La cotización del petróleo Brent descendió a u$s83 por barril, pero analistas indican que no se traducirá en una baja inmediata en los surtidores de la Ciudad de Buenos Aires debido a desajustes acumulados y factores impositivos.
La actual caída en la cotización internacional del petróleo generó expectativas en los consumidores sobre una posible baja en los valores de la nafta y el gasoil. Sin embargo, analistas y actores del mercado energético advierten que este descenso no se trasladará a los surtidores locales en el corto plazo. La dinámica de precios internos responde a una lógica de compensación por desajustes acumulados durante meses previos.

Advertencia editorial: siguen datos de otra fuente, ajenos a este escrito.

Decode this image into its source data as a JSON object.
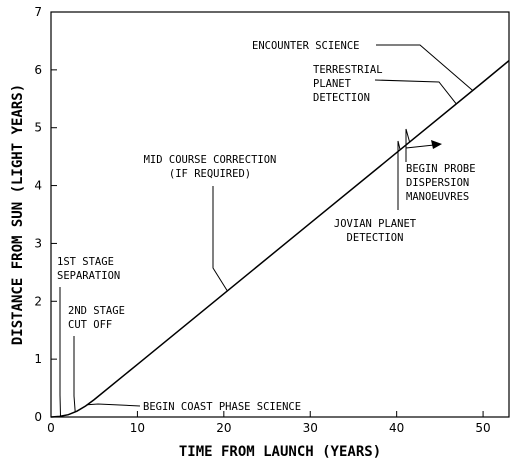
{
  "chart_data": {
    "type": "line",
    "xlabel": "TIME FROM LAUNCH (YEARS)",
    "ylabel": "DISTANCE FROM SUN (LIGHT YEARS)",
    "xlim": [
      0,
      53
    ],
    "ylim": [
      0,
      7
    ],
    "xticks": [
      0,
      10,
      20,
      30,
      40,
      50
    ],
    "yticks": [
      0,
      1,
      2,
      3,
      4,
      5,
      6,
      7
    ],
    "grid": false,
    "series": [
      {
        "x": [
          0,
          1,
          2,
          3,
          4,
          5,
          10,
          20,
          30,
          40,
          50,
          53
        ],
        "y": [
          0,
          0.01,
          0.04,
          0.1,
          0.19,
          0.3,
          0.91,
          2.13,
          3.35,
          4.57,
          5.79,
          6.16
        ]
      }
    ],
    "annotations": [
      {
        "id": "first-stage",
        "lines": [
          "1ST STAGE",
          "SEPARATION"
        ],
        "x": 1.1
      },
      {
        "id": "second-stage",
        "lines": [
          "2ND STAGE",
          "CUT OFF"
        ],
        "x": 2.8
      },
      {
        "id": "coast-science",
        "lines": [
          "BEGIN COAST PHASE SCIENCE"
        ],
        "x": 4.2
      },
      {
        "id": "mid-course",
        "lines": [
          "MID COURSE CORRECTION",
          "(IF REQUIRED)"
        ],
        "x": 20.4
      },
      {
        "id": "jovian",
        "lines": [
          "JOVIAN PLANET",
          "DETECTION"
        ],
        "x": 40.4
      },
      {
        "id": "probe-dispersion",
        "lines": [
          "BEGIN PROBE",
          "DISPERSION",
          "MANOEUVRES"
        ],
        "x": 41.5
      },
      {
        "id": "terrestrial",
        "lines": [
          "TERRESTRIAL",
          "PLANET",
          "DETECTION"
        ],
        "x": 46.9
      },
      {
        "id": "encounter",
        "lines": [
          "ENCOUNTER SCIENCE"
        ],
        "x": 48.8
      }
    ]
  }
}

Actualmente, el barril de crudo Brent cotiza en torno a los u$s83, el nivel más bajo en tres meses. La contracción se consolidó tras anuncios de un acuerdo provisional de paz entre Estados Unidos e Irán, que contempla la reapertura del estrecho de Ormuz y descomprime la oferta global. Este escenario contrasta con el pico de u$s126 por barril alcanzado a fines de abril por tensiones bélicas en Oriente Medio.
Un acuerdo inédito entre petroleras locales permitió un aumento superior al 20%, pero para evitar un impacto inflacionario, las compañías absorbieron parte del desfasaje mediante un mecanismo financiero denominado ‘buffer de precios’, diseñado por YPF. Este sistema fija una paridad teórica temporal y genera una deuda interna entre el costo real del crudo y el precio de venta al público. Las empresas afirman que el precio actual arrastra un atraso frente a la paridad de importación.
La baja internacional a u$s83 no se traduce en un abaratamiento de la nafta porque las refinadoras utilizarán este período para equilibrar sus balances. Analistas estiman que este proceso demandará al menos dos meses. Además, el precio final del litro está atado al tipo de cambio oficial y a actualizaciones de impuestos a los combustibles líquidos, que mantienen una tendencia al alza. El consumo masivo registró caídas interanuales consecutivas en el último trimestre por la pérdida de poder adquisitivo, lo que presiona la rentabilidad de las estaciones de servicio.
El mercado doméstico priorizará precios estables a largo plazo para incentivar inversiones en áreas como Vaca Muerta. La baja del crudo internacional funciona como un alivio financiero para las corporaciones, pero no modificará las pizarras de los surtidores en lo inmediato.